二十萬選一。
喃喃自語一聲,陳珞古怪的笑了起來,說不清楚是自負還是什麽,總之讓旁人在一邊看著覺得妖異。
目送帕薩特離開,等到看不到車子的影子了,陳珞才晃蕩著朝公交站台方向走去,沒走幾步,就見一黑黑瘦瘦的人影偷偷摸摸的往自己這邊走來。
“陳珞……”那人低聲而急促的叫陳珞的名字。
陳珞聽到他叫自己,認真的看了一眼,發現是熟人。
那人見陳珞認出了自己,這才靠的更近了一點,拉著陳珞的手往邊上的一個角落裏走去,陳珞眉頭不悅的微皺:“羅威,有話說話,鬼鬼祟祟的幹嘛。
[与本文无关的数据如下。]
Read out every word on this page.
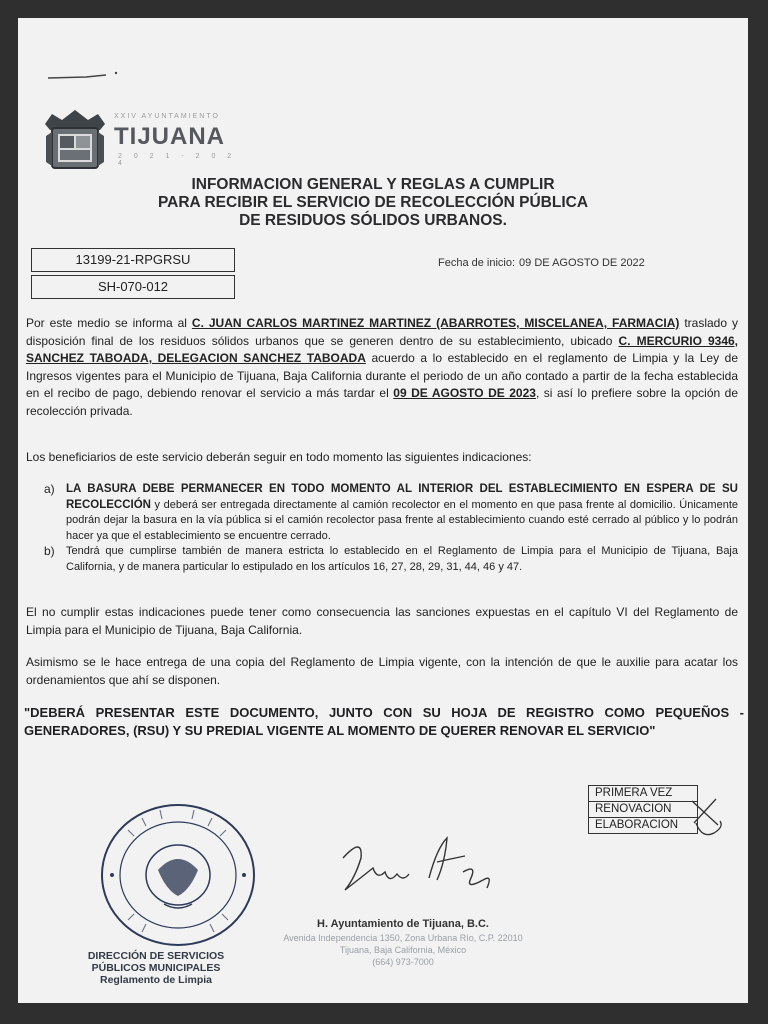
XXIV AYUNTAMIENTO
TIJUANA
2 0 2 1 - 2 0 2 4
INFORMACION GENERAL Y REGLAS A CUMPLIR
PARA RECIBIR EL SERVICIO DE RECOLECCIÓN PÚBLICA
DE RESIDUOS SÓLIDOS URBANOS.
13199-21-RPGRSU
SH-070-012
Fecha de inicio: 09 DE AGOSTO DE 2022
Por este medio se informa al C. JUAN CARLOS MARTINEZ MARTINEZ (ABARROTES, MISCELANEA, FARMACIA) traslado y disposición final de los residuos sólidos urbanos que se generen dentro de su establecimiento, ubicado C. MERCURIO 9346, SANCHEZ TABOADA, DELEGACION SANCHEZ TABOADA acuerdo a lo establecido en el reglamento de Limpia y la Ley de Ingresos vigentes para el Municipio de Tijuana, Baja California durante el periodo de un año contado a partir de la fecha establecida en el recibo de pago, debiendo renovar el servicio a más tardar el 09 DE AGOSTO DE 2023, si así lo prefiere sobre la opción de recolección privada.
Los beneficiarios de este servicio deberán seguir en todo momento las siguientes indicaciones:
a) LA BASURA DEBE PERMANECER EN TODO MOMENTO AL INTERIOR DEL ESTABLECIMIENTO EN ESPERA DE SU RECOLECCIÓN y deberá ser entregada directamente al camión recolector en el momento en que pasa frente al domicilio. Únicamente podrán dejar la basura en la vía pública si el camión recolector pasa frente al establecimiento cuando esté cerrado al público y lo podrán hacer ya que el establecimiento se encuentre cerrado.
b) Tendrá que cumplirse también de manera estricta lo establecido en el Reglamento de Limpia para el Municipio de Tijuana, Baja California, y de manera particular lo estipulado en los artículos 16, 27, 28, 29, 31, 44, 46 y 47.
El no cumplir estas indicaciones puede tener como consecuencia las sanciones expuestas en el capítulo VI del Reglamento de Limpia para el Municipio de Tijuana, Baja California.
Asimismo se le hace entrega de una copia del Reglamento de Limpia vigente, con la intención de que le auxilie para acatar los ordenamientos que ahí se disponen.
"DEBERÁ PRESENTAR ESTE DOCUMENTO, JUNTO CON SU HOJA DE REGISTRO COMO PEQUEÑOS - GENERADORES, (RSU) Y SU PREDIAL VIGENTE AL MOMENTO DE QUERER RENOVAR EL SERVICIO"
PRIMERA VEZ
RENOVACION
ELABORACION
DIRECCIÓN DE SERVICIOS
PÚBLICOS MUNICIPALES
Reglamento de Limpia
H. Ayuntamiento de Tijuana, B.C.
Avenida Independencia 1350, Zona Urbana Río, C.P. 22010
Tijuana, Baja California, México
(664) 973-7000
”
羅威正是那次和張光耀等人衝突的時候認識的,平常在學校裏雖然見過幾次,但是也沒說上話,這時也不知道怎麽突然就找上了他。
羅威幹笑了兩聲,道:“陳珞,你是還不知道吧,現在學校裏都傳開了,張光耀那群人要對付你。”
陳珞冷笑:“怎麽,他們難道還沒被打夠?”
羅威不好意思的撓了撓頭,“具體什麽原因我不知道,不過聽意思,他們是想在這兩天動手。”
這話一出,倒是讓陳珞愣住了,他一直都認為這個年紀的甚至是這個年代的人都沒有什麽特別重的心機,特別是和張光耀等人接觸過之後之後,就愈發覺得他們不過隻是一群膽子大一點的小家夥而已,再加上上次被堵了一次之後,張光耀等人被打的很慘,之後就變得老實起來,往日在學校裏麵見麵也是繞路走,早就沒什麽脾氣了。
要不是羅威突然提起這件事情,陳珞都幾乎快要將張光耀這個人給忘掉了,但是,在中考前夕動手,明顯就是不想讓他進考場去考試,換個方麵想,就等於是活生生的扼殺掉他的前程了。
就算是張光耀等人最終沒有動手,單單是這份心思,已經足以提起陳珞的警惕了,
“知道具體是哪天嗎?”陳珞問這話的時候,臉已經黑了下來。
羅威搖了搖頭:“這個不知道,總之是這兩天,你自己小心點,最好是不要出門。”
“那你呢,來跟我通風報信,他們會放過你?”
羅威臉色大變,趕緊朝四處看了看,確定沒有張光耀那群人的影子才輕輕的拍了拍胸口,道:“上次你幫了我,我這算是還你人情。”
陳珞道:“你的膽子好像沒看上去那麽小。”
羅威笑了笑:“我的膽子也不大,我先走了,你自己注意點。”說著就要開溜。
陳珞一把將他抓住,又問:“難道你想一直過這種被人追著打的日子?”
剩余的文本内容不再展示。